Il culto e la memoria
Il riconoscimento della santità di San Liberato non è stato il frutto di un decreto improvviso, ma il consolidamento di una venerazione che il popolo ha nutrito con costanza nel corso dei secoli. La Chiesa ha saputo accogliere questo moto spontaneo del cuore dei fedeli, dando forma solenne alla devozione per il frate di Soffiano. Un momento decisivo avvenne nell'anno mille settecento tredici, quando Papa Clemente undicesimo approvò il culto ab immemorabili, confermando la solidità della testimonianza cristiana di Liberato.
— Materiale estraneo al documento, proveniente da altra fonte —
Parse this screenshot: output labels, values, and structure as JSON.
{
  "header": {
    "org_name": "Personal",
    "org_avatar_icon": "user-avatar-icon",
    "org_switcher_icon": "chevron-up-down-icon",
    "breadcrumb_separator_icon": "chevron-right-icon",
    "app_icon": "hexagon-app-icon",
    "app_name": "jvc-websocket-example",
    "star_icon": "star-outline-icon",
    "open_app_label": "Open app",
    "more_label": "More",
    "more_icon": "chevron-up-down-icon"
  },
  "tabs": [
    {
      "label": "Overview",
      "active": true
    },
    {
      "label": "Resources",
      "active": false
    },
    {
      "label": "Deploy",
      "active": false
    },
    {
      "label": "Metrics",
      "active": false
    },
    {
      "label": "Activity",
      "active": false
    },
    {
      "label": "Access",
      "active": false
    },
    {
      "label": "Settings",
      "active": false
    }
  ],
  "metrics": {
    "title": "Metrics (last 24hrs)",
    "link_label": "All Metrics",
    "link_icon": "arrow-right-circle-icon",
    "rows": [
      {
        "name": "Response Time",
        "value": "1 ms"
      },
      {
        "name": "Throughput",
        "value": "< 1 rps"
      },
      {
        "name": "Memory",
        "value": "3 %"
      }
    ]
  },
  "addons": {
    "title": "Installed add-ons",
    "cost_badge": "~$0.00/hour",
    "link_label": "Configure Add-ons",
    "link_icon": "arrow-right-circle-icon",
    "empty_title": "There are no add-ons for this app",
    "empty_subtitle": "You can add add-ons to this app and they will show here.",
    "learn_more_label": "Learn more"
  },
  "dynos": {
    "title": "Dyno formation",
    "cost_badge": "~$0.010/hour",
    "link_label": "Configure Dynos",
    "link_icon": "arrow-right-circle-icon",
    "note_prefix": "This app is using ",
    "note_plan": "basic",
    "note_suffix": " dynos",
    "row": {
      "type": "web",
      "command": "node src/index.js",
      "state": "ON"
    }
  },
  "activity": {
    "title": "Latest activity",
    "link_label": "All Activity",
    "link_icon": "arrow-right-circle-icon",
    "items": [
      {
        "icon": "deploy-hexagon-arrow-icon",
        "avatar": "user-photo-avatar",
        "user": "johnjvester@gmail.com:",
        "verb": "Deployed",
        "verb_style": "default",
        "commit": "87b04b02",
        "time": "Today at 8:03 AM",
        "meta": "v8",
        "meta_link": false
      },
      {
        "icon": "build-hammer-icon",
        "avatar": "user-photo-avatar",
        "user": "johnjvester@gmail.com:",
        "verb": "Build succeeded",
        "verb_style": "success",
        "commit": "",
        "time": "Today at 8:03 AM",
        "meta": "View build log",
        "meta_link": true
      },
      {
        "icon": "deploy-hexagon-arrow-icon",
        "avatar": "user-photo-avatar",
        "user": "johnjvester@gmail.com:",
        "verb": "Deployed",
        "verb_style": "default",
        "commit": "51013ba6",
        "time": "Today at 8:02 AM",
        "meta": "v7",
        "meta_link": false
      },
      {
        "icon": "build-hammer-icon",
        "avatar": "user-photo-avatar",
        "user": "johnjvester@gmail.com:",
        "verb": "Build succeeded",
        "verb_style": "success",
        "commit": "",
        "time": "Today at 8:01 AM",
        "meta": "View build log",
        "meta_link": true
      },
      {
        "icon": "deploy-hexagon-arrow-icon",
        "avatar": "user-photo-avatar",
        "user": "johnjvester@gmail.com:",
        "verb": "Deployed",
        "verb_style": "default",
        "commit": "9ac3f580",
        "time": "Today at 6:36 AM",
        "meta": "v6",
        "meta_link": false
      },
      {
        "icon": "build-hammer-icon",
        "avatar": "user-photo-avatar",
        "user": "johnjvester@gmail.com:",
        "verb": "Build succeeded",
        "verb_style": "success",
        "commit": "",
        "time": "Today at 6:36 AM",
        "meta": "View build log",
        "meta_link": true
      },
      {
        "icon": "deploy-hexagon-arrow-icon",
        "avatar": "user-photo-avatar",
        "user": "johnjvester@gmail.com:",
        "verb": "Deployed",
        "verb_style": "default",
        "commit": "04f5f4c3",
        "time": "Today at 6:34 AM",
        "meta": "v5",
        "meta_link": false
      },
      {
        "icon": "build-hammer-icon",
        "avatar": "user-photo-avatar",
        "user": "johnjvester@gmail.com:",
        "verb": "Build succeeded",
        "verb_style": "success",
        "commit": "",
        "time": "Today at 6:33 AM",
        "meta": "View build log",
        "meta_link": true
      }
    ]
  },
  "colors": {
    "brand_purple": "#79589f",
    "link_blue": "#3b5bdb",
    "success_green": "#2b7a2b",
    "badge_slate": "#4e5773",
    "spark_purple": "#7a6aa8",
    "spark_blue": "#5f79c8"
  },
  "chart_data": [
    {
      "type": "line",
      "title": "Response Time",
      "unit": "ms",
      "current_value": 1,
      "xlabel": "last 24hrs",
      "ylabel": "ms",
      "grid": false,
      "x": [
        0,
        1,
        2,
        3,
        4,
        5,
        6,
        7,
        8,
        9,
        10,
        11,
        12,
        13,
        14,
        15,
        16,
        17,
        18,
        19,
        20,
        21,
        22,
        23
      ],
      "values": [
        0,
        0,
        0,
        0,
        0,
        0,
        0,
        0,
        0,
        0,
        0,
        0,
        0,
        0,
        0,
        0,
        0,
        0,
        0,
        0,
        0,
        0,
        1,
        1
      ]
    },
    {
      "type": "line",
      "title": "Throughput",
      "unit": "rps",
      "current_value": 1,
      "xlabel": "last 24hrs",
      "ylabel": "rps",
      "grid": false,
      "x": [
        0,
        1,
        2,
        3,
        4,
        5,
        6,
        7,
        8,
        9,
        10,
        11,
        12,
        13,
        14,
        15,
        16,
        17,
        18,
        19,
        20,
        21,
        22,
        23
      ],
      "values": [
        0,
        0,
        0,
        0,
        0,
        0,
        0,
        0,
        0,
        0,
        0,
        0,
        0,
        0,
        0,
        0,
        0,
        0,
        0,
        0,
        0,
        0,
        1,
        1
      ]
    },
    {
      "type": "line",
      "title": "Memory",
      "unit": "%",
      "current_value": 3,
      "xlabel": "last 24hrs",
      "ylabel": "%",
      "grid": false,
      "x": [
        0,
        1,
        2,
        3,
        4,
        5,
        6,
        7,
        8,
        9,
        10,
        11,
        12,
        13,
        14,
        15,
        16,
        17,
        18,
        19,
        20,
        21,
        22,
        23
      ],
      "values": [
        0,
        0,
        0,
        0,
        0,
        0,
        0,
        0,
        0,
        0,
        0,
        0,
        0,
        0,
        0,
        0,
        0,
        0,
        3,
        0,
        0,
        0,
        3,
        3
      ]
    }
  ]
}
Successivamente, nel mille ottocento sessantotto, il Papa Pio nono volle ulteriormente onorare la memoria del santo, riconoscendo ufficialmente la celebrazione della Messa e dell'Ufficio in suo onore. Questa approvazione ha permesso che il ricordo di San Liberato venisse custodito con cura liturgica nelle diocesi di Fermo e di Camerino, nonché all'interno dell'ordine dei frati Minori, che vedono in lui un modello di fedeltà al carisma francescano. Celebrare la sua memoria significa entrare in comunione con una tradizione che attraversa i secoli, ricordando che la santità, anche quando vissuta nel nascondimento di un eremo, diviene un bene prezioso per tutta la Chiesa universale. La sua figura resta un faro di luce sobria, capace di guidare i passi di chi, ancora oggi, desidera seguire il Signore con cuore libero e spirito gioioso.
Domande frequenti
Quando si festeggia San Liberato da Loro Piceno?
La festività si celebra il 6 settembre per l'Ordine dei frati Minori e per le diocesi di Fermo e Camerino.
Quali diocesi celebrano la festa del santo?
La festa di San Liberato viene celebrata liturgicamente dalla diocesi di Fermo e dalla diocesi di Camerino, oltre che dall'Ordine dei frati Minori.